Though a small nation, Kuwait has an outsized role in oil production. The country has an estimated 94 billion barrels of proven oil reserves, about 9 percent of the world’s total. The oldest and largest of Kuwait’s oil fields—the Greater Burgan field in southeastern Kuwait—produces about 1.6 million barrels of oil a day.
The Greater Burgan is comprised of three smaller fields: Burgan, Magwa, and Ahmadi. The first oil well was installed in Burgan in 1938. Oil was discovered at the Magwa field in 1950 and at the Ahmadi field in 1952. The Advanced Spaceborne Thermal Emission and Reflection Radiometer (ASTER) on NASA’s Terra satellite captured this image of a portion of the Burgan field on September 27, 2009. (Download the large image to see the broader area.)
ASTER combines infrared, red, and green wavelengths of light to make false-color images. Vegetation appears red; buildings are white and gray; water is light blue; roads are gray; and the desert is tan. In the top image, a network of interlocking roads connects individual wellheads. The parts of the desert that appear to be stained a darker brown are most likely the remnants of oil lakes and tar mats that formed after oil well fires were ignited during the Persian Gulf War.
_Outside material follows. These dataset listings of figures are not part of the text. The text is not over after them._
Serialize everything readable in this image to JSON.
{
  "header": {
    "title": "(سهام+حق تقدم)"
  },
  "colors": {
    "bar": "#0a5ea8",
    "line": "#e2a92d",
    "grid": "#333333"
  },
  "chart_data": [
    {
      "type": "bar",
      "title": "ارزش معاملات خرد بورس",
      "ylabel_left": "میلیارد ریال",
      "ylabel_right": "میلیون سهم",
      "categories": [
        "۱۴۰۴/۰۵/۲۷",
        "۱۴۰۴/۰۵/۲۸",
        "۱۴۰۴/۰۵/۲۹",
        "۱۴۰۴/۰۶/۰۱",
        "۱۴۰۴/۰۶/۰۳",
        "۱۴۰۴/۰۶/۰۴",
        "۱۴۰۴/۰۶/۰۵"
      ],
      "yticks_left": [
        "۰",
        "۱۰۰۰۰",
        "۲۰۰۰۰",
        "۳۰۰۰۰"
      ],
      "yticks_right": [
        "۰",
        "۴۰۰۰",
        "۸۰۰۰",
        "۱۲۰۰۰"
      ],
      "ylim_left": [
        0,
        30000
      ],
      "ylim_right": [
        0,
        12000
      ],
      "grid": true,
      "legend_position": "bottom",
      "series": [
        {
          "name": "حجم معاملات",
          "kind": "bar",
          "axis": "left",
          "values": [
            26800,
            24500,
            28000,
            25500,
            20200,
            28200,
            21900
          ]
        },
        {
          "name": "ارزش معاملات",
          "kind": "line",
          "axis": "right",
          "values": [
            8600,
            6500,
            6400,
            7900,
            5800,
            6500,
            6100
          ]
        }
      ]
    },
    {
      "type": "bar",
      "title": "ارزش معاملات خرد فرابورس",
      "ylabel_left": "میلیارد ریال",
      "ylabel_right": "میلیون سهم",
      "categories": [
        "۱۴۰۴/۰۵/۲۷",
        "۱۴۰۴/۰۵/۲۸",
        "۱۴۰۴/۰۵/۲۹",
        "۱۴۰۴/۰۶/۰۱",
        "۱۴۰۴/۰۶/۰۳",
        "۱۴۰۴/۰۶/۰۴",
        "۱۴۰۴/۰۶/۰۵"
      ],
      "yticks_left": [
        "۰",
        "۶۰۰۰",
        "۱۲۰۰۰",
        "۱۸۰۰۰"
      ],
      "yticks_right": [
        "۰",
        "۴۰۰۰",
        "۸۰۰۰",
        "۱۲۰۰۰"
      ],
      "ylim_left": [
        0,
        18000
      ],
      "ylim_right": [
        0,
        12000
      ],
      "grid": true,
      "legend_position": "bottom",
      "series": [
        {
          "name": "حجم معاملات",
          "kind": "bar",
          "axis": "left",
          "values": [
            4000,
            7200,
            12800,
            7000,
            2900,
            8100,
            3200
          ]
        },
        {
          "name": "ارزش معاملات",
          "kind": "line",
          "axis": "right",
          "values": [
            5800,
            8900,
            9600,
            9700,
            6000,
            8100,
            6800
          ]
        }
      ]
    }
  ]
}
In the wider view (bottom), Ahmadi, a wealthy suburb of Kuwait City and home to the Kuwait Oil Company headquarters, appears red due to trees and lawns.
Gas flares appear as orange specks with streams of black smoke. When crude oil is brought to the surface, natural gas (usually methane) comes up as well. When there is inadequate infrastructure to capture the methane, oil companies generally burn the gas to avoid releasing it directly into the atmosphere. Methane is a greenhouse gas that is many times more potent than carbon dioxide. While flaring continues in Kuwait, the volume has declined in recent years. While 17 percent of gas produced by the Kuwait Oil Company was burned off in 2005, approximately 1 percent was burned in 2011, according to the company.